When the Geminids first appeared in the late 19th century, shortly before the US Civil War, the shower was weak and attracted little attention. There was no hint that it would ever become a major display until now.

"The Geminids are strong-and getting stronger," says Cooke,

What's going on? Jupiter's gravity has been acting on Phaethon's debris stream, causing it to shift more and more toward Earth's orbit. Each December brings a deeper plunge into the debris stream.

Meteor expert Peter Brown of the University of Western Ontario (UWO) says the trend could continue for some time to come. "Based on modeling of the debris done by Jim Jones in the UWO meteor group back in the 1980s, it is likely that Geminid activity will increase for the next few decades, perhaps getting 20% to 50% higher than current rates."
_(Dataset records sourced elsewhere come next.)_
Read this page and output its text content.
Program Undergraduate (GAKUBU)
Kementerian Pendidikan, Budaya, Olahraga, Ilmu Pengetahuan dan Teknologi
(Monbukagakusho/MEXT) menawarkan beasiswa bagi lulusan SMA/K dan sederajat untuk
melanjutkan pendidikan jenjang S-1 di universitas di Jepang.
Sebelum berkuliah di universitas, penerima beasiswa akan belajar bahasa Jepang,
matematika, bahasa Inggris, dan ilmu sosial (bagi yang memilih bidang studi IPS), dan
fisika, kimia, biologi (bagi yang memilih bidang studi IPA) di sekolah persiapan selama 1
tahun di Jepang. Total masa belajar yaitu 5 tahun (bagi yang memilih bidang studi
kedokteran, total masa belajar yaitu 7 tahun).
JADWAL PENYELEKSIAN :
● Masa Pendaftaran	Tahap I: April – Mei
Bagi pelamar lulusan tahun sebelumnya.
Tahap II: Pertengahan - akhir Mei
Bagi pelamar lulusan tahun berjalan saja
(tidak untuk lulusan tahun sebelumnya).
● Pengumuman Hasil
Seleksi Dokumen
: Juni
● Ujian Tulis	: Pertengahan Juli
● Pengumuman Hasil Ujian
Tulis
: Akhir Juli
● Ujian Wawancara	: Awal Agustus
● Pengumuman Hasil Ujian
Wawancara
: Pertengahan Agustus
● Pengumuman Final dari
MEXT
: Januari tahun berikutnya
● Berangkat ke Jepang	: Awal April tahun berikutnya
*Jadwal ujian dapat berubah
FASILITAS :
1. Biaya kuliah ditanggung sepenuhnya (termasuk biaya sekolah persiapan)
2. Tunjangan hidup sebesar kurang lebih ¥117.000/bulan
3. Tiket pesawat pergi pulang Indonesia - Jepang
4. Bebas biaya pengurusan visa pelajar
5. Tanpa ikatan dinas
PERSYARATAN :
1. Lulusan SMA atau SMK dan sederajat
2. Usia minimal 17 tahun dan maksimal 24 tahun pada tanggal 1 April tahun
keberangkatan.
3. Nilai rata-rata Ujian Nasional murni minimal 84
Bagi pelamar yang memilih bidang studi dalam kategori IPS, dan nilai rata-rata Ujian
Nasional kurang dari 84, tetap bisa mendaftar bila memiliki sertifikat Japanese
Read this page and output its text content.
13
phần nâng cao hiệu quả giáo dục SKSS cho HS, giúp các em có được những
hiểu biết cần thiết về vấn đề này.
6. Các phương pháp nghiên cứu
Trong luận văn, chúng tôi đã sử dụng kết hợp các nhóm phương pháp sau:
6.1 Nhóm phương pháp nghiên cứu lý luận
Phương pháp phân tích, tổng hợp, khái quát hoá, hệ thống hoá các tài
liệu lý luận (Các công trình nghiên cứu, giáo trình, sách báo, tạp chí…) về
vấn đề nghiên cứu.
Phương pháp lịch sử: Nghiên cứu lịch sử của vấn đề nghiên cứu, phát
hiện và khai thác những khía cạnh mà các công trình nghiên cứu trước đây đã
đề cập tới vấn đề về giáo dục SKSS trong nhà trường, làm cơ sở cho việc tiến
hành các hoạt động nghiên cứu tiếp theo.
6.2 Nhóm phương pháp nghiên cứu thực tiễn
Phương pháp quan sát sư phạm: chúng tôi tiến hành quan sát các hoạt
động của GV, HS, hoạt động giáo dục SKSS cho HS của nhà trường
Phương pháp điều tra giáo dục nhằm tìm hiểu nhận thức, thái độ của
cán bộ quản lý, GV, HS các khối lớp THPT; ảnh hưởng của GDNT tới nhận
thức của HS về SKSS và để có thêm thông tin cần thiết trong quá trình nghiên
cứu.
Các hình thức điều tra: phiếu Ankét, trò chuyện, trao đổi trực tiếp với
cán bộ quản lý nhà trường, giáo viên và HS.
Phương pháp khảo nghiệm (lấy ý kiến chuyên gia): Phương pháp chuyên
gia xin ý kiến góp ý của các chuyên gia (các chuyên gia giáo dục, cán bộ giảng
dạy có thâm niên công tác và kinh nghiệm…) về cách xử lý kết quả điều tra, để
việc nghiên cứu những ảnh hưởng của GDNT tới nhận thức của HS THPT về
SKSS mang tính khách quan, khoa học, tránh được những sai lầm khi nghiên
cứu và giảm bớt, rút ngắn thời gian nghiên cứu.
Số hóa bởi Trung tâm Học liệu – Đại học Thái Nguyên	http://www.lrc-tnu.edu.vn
A 50% increase would boost the Geminids to 200 or more meteors per hour, year in and year out. "That would be an amazing annual display," says Cooke.

Moreover, says Brown, "the proportion of large, bright Geminids should also increase in the next few decades, according to Jones' model." So the Geminids could turn into a "fireball shower."

Brown cautions that "other models of the debris stream come to different conclusions, in some cases suggesting that Geminids will decrease in intensity in the coming decades. We understand little about the details of the formation and evolution of Phaethon's debris despite many years of efforts." Enjoy Geminids!